In The New Yorker, Diaz talks about how he struggled in his MFA program because stories that reflected non-white life were not considered to be literature:
“In my workshop the default subject position of reading and writing—of Literature with a capital L—was white, straight and male. This white straight male default was of course not biased in any way by its white straight maleness—no way! Race was the unfortunate condition of nonwhite people that had nothing to do with white people and as such was not a natural part of the Universal of Literature, and anyone that tried to introduce racial consciousness to the Great (White) Universal of Literature would be seen as politicizing the Pure Art and betraying the (White) Universal (no race) ideal of True Literature.”
Diaz also says his MFA program was simply “too white”:
“Too white as in Cornell had almost no POC—no people of color—in it. Too white as in the MFA had no faculty of color in the fiction program—like none—and neither the faculty nor the administration saw that lack of color as a big problem…Too white as in my workshop reproduced exactly the dominant culture’s blind spots and assumptions around race and racism (and sexism and heteronormativity, etc). In my workshop there was an almost lunatical belief that race was no longer a major social force (it’s class!). In my workshop we never explored our racial identities or how they impacted our writing—at all. Never got any kind of instruction in that area—at all. Shit, in my workshop we never talked about race except on the rare occasion someone wanted to argue that ‘race discussions’ were exactly the discussion a serious writer should not be having.”

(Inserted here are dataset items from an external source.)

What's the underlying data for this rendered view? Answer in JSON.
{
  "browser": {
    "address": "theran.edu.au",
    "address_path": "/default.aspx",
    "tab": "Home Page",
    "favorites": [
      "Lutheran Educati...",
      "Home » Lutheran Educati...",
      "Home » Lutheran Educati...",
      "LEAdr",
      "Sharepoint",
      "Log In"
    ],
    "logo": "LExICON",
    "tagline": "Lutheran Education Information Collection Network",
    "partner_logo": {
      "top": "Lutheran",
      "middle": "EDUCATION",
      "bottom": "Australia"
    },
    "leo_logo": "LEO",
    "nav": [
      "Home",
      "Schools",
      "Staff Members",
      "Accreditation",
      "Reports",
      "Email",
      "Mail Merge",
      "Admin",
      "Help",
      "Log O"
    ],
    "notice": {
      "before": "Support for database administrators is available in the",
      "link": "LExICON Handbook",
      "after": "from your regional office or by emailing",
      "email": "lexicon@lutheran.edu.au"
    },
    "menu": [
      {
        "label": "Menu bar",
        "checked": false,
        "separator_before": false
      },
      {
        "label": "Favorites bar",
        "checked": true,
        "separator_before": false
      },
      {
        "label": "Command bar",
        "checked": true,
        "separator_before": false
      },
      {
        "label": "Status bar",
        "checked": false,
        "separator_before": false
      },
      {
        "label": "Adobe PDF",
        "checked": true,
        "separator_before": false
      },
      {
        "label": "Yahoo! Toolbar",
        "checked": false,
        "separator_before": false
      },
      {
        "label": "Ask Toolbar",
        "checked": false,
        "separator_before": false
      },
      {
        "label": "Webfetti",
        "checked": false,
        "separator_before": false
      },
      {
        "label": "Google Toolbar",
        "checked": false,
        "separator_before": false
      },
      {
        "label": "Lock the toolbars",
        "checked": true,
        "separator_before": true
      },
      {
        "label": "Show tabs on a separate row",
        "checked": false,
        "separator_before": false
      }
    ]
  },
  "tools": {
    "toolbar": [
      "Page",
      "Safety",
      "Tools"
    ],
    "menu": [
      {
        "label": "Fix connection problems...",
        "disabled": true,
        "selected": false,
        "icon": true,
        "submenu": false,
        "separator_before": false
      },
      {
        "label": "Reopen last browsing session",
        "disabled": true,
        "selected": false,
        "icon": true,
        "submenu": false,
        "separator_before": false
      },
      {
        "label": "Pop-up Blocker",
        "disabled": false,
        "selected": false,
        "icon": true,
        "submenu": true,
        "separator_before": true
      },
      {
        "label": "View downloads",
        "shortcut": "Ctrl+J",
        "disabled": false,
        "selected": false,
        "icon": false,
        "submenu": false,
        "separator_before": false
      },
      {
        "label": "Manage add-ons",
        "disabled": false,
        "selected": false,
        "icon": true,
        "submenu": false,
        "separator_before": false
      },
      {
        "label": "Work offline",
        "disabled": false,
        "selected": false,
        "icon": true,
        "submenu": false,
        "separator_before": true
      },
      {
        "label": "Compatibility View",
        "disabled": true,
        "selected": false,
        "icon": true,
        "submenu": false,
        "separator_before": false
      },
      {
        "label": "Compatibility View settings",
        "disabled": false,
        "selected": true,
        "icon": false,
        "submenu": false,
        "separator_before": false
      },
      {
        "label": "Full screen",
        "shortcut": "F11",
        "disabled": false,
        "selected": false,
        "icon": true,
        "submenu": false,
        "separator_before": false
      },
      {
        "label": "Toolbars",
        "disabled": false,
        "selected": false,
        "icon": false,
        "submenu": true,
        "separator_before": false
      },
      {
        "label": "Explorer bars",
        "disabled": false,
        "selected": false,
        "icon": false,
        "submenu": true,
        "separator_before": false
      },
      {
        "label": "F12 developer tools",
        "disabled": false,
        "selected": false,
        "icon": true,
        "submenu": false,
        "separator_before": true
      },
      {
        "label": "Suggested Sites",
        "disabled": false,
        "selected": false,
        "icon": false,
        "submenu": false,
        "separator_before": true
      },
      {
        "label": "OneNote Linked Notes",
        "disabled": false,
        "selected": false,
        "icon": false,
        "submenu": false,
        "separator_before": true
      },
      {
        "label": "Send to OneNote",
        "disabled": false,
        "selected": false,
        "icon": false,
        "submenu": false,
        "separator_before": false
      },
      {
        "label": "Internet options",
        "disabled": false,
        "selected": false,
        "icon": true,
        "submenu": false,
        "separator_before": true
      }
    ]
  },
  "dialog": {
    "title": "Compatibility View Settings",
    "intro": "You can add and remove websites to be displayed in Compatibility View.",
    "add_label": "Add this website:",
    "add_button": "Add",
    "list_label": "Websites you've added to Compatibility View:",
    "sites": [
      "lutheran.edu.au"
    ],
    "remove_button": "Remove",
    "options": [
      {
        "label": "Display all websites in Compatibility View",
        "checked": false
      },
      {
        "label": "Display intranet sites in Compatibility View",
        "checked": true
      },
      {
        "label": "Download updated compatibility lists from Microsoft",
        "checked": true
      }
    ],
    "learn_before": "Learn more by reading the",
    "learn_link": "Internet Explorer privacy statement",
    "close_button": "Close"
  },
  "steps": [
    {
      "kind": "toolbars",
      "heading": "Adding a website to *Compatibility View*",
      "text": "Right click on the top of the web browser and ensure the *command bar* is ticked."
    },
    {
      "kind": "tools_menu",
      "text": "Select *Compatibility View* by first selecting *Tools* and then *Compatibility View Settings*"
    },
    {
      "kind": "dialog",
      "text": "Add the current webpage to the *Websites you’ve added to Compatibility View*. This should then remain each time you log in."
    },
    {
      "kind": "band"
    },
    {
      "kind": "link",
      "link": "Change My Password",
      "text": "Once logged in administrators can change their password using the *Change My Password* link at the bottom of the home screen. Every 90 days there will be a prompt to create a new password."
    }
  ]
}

I think it’s a good sign that we are having this discussion. Personally, I think the book industry is scared to go outside the norm because it’s so fragile at the moment. Sales are down are what not. But I actually feel like the changing industry presents an opportunity, not a problem. It’s like, why not publish something different? Expand your audience! Take a risk and bet that people will enjoying consuming stories about a diverse world. I know I do!